As cloud adoption continues to surge, with a projected market size of $830 billion in 2025, threat actors are increasingly targeting common vulnerabilities in the cloud, threat actors are looking to exploit common issues in the cloud, including misconfigurations, weak credentials, lack of authentication, unpatched vulnerabilities and malicious OSS packages. 

This is from the findings of the latest edition of Palo Alto Networks’ Unit 42 Cloud Threat Report, which looked at more than 1,300 organisations and analysed the workloads in 210,000 cloud accounts, subscriptions, and projects across all major cloud service providers.

Steven Scheurmann, Palo Alto Networks’ VP in ASEAN, said that cloud-ready security measures such as the Zero Trust approach must be implemented to help businesses identify and neutralise threats in real-time. 

“As cloud usage increases in the Philippines and around the world, threat actors take advantage of undiscovered weaknesses and vulnerabilities in this technology to attack organizations,” said Scheurmann. 

Key findings also show that cloud users repeat common mistakes, which trigger most security alerts. In most organisations’ cloud environments, 5% of the security rules trigger 80% of the alerts. Organisations have a small set of risky behaviours in their cloud workloads, such as unrestricted firewall policies, exposed databases, and unenforced MFA.

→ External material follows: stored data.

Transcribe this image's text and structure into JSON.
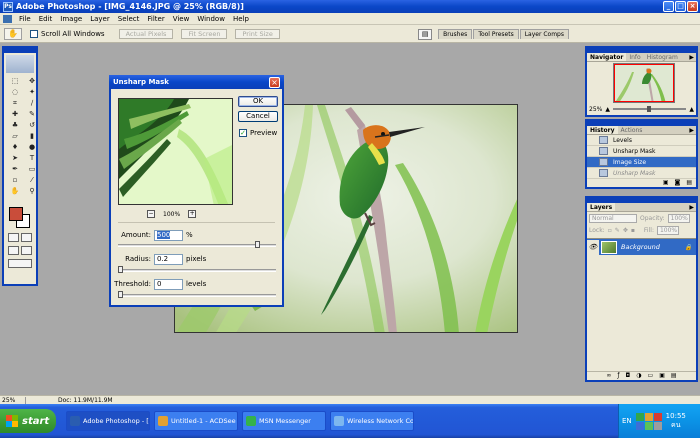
{
  "app": {
    "title": "Adobe Photoshop - [IMG_4146.JPG @ 25% (RGB/8)]",
    "window_buttons": [
      "_",
      "□",
      "×"
    ]
  },
  "menu": {
    "items": [
      "File",
      "Edit",
      "Image",
      "Layer",
      "Select",
      "Filter",
      "View",
      "Window",
      "Help"
    ]
  },
  "options": {
    "scroll_all_label": "Scroll All Windows",
    "actual_pixels": "Actual Pixels",
    "fit_screen": "Fit Screen",
    "print_size": "Print Size",
    "well_tabs": [
      "Brushes",
      "Tool Presets",
      "Layer Comps"
    ]
  },
  "dialog": {
    "title": "Unsharp Mask",
    "ok_label": "OK",
    "cancel_label": "Cancel",
    "preview_label": "Preview",
    "zoom": "100%",
    "amount_label": "Amount:",
    "amount_value": "500",
    "amount_unit": "%",
    "amount_slider_fraction": 0.9,
    "radius_label": "Radius:",
    "radius_value": "0.2",
    "radius_unit": "pixels",
    "radius_slider_fraction": 0.0,
    "threshold_label": "Threshold:",
    "threshold_value": "0",
    "threshold_unit": "levels",
    "threshold_slider_fraction": 0.0
  },
  "navigator": {
    "tabs": [
      "Navigator",
      "Info",
      "Histogram"
    ],
    "zoom": "25%"
  },
  "history": {
    "tabs": [
      "History",
      "Actions"
    ],
    "items": [
      "Levels",
      "Unsharp Mask",
      "Image Size",
      "Unsharp Mask"
    ]
  },
  "layers": {
    "tab": "Layers",
    "blend_mode": "Normal",
    "opacity_label": "Opacity:",
    "opacity_value": "100%",
    "lock_label": "Lock:",
    "fill_label": "Fill:",
    "fill_value": "100%",
    "layer_name": "Background"
  },
  "status": {
    "zoom": "25%",
    "doc": "Doc: 11.9M/11.9M"
  },
  "taskbar": {
    "start_label": "start",
    "tasks": [
      "Adobe Photoshop - [I...",
      "Untitled-1 - ACDSee ...",
      "MSN Messenger",
      "Wireless Network Co..."
    ],
    "lang": "EN",
    "time": "10:55",
    "ampm": "คน"
  },
  "colors": {
    "foreground": "#c94d3a",
    "background": "#ffffff",
    "accent": "#0b3fb8",
    "selection": "#316ac5"
  }
}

Security alerts take too long to resolve at it takes an average of 145 hours (six days) for security teams to resolve an alert, providing a lengthy window of opportunity for potential adversaries.

The study found that sensitive data in the cloud is at risk as it is found in 66% of storage buckets and 63% of publicly exposed storage buckets, and is vulnerable to insider and external threats. The lack of insight into stored information makes it difficult to protect sensitive data from being accidentally leaked.

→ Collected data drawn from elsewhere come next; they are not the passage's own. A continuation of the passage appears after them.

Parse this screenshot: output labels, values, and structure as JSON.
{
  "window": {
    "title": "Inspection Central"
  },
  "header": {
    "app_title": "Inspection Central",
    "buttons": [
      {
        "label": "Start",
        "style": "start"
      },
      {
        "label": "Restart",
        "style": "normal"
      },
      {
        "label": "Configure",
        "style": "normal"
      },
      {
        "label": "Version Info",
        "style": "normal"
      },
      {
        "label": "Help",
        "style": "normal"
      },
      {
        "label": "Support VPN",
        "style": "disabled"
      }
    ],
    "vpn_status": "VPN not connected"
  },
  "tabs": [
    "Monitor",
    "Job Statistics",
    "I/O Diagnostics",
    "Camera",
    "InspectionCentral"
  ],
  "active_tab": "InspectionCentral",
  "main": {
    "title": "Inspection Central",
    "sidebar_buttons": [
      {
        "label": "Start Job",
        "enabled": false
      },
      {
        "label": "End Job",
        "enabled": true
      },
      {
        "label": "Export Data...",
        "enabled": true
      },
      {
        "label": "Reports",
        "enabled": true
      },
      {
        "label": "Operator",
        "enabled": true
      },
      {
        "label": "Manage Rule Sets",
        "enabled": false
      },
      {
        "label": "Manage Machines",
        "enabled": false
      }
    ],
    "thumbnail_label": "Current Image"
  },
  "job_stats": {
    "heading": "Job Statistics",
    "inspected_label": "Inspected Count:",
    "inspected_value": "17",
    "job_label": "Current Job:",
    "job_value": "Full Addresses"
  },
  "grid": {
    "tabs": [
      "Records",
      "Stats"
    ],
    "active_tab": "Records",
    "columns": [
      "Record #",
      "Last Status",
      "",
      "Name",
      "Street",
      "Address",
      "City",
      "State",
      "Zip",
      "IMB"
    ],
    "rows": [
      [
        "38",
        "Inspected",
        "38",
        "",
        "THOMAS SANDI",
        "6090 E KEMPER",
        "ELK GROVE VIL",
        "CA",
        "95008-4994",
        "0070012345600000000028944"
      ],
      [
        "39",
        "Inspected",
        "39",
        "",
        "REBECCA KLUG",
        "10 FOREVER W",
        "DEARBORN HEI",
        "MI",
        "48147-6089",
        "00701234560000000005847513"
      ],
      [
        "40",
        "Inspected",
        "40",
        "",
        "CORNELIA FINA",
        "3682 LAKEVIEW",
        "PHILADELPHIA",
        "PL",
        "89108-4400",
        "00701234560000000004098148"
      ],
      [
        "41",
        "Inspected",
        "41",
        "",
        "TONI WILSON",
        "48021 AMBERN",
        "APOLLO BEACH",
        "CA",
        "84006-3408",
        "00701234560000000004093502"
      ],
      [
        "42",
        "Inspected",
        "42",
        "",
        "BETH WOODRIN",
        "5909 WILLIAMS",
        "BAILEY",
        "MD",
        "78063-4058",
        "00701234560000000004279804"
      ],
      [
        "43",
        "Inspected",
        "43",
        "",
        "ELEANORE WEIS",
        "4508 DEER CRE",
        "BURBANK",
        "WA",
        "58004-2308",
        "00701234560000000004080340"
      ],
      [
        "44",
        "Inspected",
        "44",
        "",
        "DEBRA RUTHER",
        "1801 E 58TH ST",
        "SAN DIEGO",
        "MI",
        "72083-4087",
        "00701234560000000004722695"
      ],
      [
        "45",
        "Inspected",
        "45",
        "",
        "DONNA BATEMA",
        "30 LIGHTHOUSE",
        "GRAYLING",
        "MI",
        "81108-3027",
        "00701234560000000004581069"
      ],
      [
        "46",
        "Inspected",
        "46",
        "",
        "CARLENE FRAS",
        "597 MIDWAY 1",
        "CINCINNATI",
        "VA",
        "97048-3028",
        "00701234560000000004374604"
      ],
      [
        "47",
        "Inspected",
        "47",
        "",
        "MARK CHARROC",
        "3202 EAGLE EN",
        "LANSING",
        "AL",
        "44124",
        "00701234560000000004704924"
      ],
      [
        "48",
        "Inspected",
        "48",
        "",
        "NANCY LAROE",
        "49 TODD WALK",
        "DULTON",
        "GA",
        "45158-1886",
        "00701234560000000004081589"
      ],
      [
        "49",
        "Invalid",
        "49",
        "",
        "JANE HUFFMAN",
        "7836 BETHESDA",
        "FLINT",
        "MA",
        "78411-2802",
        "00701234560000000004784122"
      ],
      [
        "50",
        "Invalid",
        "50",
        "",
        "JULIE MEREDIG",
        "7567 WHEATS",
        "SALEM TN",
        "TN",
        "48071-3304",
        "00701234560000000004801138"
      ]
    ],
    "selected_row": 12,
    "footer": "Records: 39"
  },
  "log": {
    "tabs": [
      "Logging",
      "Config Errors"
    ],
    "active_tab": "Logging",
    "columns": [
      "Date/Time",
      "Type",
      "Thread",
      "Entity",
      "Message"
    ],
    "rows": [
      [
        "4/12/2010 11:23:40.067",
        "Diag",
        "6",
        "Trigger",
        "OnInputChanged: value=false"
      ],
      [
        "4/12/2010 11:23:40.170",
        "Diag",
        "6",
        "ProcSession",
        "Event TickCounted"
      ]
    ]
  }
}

Also, leaked credentials are pervasive and central to cloud breaches as 83% of organisations have hard-coded credentials in their source control management systems, and 85% have hard-coded credentials in virtual machines’ user data. Credential access continues to be a common tactic across all cloud threat actors.

MFA is not enforced for cloud users, as 76% of organisations don’t enforce MFA for console users, and 58% don’t enforce MFA for root/admin users, making console access susceptible to brute-force attacks.

Further, attacks on software supply chains are on the rise as more than 7,300 malicious OSS packages were discovered in 2022, impacting tech giants and other organisations.

Managing code dependencies is challenging, as 51% of codebases depend on over 100 open-source packages, and only 23% are directly imported by developers. Vulnerabilities are introduced by non-root packages, which can pose risks to the entire cloud infrastructure.

Finally, unpatched vulnerabilities are a low-hanging fruit for attacks, with 63% of codebases in production and 11% of public cloud hosts have high or critical unpatched vulnerabilities, posing risks to the entire cloud infrastructure.